Triumph have modernised the T120 enough for it to function like a modern motorcycle with modern performance, but they have managed to retain the beautiful aesthetic of the original Bonneville bikes.
Suzuki V-Strom 1050
- MPG: 54.2 mpg
- Max Power: 105 horsepower
- Max Torque: 100 Nm
- Top Speed: 130 mph
- Seat Height: 855 mm
- Kerb Weight: 242 kg
- RRP: £12,999
Suzuki’s big adventure bike is the V-Strom 1050, which comes in several variants—the XT, XT Tour, and the DE—each with different features suitable for different riders.
However, performance figures vary little for each model, and for a big-capacity bike, producing over 54 mpg is awesome. When it comes to the competition, the V-Strom beats both the Africa Twin and 1250 GS in terms of fuel efficiency.
The V-Strom is a staple in the adventure bike world, and the latest edition is ready for serious long-haul adventures with the latest technology and features for maximum comfort and function.
Read more about the best adventure bikes
Honda CRF1100L Africa Twin
- MPG: 47.9 mpg
- Max power: 100 horsepower
- Max torque: 105 Nm
- Top speed: 135 mph
- Seat height: 850 mm
- Kerb weight: 226 kg
- RRP: £13,049
Honda’s Africa Twin was born out of the Paris-Dakar Rally and it carries that spirit in the latest model with Rally inspired paintwork.
The bike has been dialled in to have precise throttle response and optimum performance in every moment.
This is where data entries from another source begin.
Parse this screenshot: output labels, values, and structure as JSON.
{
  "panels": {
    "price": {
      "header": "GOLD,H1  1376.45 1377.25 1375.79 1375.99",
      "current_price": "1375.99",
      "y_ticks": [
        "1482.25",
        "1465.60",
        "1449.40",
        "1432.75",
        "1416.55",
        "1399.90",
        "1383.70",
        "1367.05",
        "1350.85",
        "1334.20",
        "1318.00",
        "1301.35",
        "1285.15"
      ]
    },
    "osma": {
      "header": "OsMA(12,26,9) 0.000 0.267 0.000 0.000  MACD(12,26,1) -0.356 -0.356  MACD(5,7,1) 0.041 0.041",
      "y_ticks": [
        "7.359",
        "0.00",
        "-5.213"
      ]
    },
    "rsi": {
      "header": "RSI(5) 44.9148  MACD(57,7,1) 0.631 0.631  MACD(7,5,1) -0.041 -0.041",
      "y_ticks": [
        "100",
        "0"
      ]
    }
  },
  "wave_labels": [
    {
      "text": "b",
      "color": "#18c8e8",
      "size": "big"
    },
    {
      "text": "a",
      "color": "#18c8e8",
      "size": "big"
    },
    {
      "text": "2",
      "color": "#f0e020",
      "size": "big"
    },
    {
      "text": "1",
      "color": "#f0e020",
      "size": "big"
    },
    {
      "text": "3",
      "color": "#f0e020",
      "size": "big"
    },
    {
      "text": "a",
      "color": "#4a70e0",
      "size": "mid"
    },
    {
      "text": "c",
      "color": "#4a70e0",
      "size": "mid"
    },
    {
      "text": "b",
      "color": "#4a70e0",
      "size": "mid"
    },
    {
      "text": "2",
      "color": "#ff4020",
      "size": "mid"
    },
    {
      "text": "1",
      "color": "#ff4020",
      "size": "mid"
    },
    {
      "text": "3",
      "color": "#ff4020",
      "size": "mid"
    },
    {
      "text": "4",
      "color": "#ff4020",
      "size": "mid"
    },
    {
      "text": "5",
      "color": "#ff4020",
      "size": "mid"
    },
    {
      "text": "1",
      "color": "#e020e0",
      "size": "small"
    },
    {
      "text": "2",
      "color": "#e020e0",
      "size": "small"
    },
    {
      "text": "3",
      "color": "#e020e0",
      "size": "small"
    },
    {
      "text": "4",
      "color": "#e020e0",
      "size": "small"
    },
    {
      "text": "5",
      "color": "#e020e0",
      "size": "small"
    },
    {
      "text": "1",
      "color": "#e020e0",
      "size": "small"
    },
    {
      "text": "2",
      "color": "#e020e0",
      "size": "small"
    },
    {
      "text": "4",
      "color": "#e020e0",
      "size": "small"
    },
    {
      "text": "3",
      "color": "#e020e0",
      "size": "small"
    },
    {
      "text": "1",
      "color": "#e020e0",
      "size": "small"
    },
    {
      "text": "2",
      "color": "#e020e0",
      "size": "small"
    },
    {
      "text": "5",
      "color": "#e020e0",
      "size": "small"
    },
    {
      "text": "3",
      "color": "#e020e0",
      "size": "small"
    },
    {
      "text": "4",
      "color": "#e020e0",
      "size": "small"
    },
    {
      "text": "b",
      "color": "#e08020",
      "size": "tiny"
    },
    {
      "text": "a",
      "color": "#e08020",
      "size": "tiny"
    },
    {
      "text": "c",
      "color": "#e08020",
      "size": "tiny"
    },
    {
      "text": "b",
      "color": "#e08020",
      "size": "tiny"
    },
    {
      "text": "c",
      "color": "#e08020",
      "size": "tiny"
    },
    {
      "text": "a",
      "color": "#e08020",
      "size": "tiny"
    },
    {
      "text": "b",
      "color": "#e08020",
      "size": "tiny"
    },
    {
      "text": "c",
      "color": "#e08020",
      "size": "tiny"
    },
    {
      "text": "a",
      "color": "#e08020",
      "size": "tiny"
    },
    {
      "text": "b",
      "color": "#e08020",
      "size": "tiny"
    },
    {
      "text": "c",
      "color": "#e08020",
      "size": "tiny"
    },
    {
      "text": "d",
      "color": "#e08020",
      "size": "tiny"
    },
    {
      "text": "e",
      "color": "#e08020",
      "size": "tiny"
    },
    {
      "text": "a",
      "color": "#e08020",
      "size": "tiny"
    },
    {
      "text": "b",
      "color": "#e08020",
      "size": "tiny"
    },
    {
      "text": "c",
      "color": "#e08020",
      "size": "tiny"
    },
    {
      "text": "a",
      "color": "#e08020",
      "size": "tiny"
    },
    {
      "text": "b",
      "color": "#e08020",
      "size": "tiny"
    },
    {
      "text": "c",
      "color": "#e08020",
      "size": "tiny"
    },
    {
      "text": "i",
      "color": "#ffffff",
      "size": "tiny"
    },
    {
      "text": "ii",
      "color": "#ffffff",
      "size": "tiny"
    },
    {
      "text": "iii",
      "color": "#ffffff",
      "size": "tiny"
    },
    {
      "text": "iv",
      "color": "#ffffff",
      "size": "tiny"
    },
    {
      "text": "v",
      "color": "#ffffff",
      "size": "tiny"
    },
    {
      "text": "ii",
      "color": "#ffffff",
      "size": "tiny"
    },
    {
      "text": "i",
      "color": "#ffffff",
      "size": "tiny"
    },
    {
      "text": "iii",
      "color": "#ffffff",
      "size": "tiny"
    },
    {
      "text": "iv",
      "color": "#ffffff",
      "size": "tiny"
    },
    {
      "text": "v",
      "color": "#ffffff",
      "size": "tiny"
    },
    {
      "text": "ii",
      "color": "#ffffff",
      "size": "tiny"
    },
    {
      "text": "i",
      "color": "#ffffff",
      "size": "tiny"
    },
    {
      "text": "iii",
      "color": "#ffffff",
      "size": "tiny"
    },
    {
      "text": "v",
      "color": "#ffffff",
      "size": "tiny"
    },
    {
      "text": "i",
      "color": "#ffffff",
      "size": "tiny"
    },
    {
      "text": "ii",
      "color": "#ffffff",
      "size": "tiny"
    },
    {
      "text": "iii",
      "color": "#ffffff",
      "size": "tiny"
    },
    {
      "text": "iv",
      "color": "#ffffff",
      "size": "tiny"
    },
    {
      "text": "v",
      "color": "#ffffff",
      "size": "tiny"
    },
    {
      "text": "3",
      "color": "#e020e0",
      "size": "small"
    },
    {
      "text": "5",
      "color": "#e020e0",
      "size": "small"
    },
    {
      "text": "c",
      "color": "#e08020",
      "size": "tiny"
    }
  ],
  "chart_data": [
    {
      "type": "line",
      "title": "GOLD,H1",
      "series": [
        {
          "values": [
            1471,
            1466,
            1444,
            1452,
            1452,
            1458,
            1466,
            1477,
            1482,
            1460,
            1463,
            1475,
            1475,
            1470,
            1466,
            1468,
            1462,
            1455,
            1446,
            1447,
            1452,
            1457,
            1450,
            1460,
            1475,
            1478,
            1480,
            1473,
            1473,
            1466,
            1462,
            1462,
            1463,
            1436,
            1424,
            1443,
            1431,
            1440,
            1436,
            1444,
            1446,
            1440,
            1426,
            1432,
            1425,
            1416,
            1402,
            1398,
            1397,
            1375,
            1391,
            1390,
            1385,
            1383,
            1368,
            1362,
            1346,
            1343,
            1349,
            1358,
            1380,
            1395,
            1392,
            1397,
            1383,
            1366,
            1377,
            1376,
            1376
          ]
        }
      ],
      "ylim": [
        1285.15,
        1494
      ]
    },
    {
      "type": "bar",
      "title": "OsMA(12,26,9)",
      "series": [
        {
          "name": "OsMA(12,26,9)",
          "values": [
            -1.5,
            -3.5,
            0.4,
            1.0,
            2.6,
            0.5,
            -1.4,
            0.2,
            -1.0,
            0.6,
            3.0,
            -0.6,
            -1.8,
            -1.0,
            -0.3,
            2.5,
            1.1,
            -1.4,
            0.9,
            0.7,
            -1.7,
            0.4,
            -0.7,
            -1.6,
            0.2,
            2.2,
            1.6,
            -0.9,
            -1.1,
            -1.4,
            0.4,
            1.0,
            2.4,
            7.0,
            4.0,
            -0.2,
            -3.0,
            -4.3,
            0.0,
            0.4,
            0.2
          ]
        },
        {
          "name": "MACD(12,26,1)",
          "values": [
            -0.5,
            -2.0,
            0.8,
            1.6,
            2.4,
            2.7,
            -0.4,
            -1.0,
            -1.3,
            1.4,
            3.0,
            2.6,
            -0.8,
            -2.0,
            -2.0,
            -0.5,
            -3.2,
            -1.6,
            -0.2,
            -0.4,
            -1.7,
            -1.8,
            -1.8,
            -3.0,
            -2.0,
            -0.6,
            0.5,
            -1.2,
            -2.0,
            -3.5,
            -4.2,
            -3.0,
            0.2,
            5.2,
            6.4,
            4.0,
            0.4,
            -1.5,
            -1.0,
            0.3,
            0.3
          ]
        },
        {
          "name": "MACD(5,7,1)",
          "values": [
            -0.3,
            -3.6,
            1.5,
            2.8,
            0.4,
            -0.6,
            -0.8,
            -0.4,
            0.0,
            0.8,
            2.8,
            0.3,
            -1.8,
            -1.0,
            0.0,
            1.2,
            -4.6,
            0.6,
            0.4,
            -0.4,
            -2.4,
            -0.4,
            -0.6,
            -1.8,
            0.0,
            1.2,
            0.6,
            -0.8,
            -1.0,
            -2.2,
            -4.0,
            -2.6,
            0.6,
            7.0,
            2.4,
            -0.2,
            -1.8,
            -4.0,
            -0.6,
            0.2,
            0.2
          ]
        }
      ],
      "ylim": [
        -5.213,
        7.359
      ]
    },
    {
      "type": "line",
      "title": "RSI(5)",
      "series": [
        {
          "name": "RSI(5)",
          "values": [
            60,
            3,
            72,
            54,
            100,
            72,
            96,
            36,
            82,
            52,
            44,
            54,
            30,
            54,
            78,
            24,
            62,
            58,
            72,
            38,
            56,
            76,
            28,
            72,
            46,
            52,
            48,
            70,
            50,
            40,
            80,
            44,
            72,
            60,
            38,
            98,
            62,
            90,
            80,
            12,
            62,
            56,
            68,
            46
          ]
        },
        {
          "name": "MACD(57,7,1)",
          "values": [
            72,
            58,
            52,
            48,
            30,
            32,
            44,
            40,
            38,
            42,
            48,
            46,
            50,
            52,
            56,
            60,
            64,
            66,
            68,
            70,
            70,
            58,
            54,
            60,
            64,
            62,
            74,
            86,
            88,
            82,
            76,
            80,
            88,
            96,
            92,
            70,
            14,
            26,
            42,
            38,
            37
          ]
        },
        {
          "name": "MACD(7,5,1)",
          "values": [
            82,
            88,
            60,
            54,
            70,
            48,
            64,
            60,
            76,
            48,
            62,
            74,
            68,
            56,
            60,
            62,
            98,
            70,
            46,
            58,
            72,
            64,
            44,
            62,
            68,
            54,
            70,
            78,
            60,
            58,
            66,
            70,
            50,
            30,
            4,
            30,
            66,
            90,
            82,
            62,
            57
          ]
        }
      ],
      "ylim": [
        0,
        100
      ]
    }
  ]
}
Alongside that punchy performance, though, is practical fuel efficiency so you can go the distance.
You can now also choose the DCT model of the Africa Twin, which gives you the option of automatic mode.
DCT is an interesting option for an adventure bike, but one that could prove useful and make riding a breeze when you have long road stretches before hitting some tougher terrain.
Best MPG List by Manufacturer
|GL1800 Gold Wing||42.8|
|CRF1100L Africa Twin||47.9|
|G 310 R||67.2|
|F 750 GS||56|
|F 900 R||56|
|K 1600 B||39.8|
|S 1000 RR||36.7|
|R 1250 GS||49.5|
|Street Triple 765||52.8|
|Street Twin 900||68.9|
|Versys 1000 S||42.7|
|Ninja 1000 SX||40.5|
Data collected from official manufacturer figures.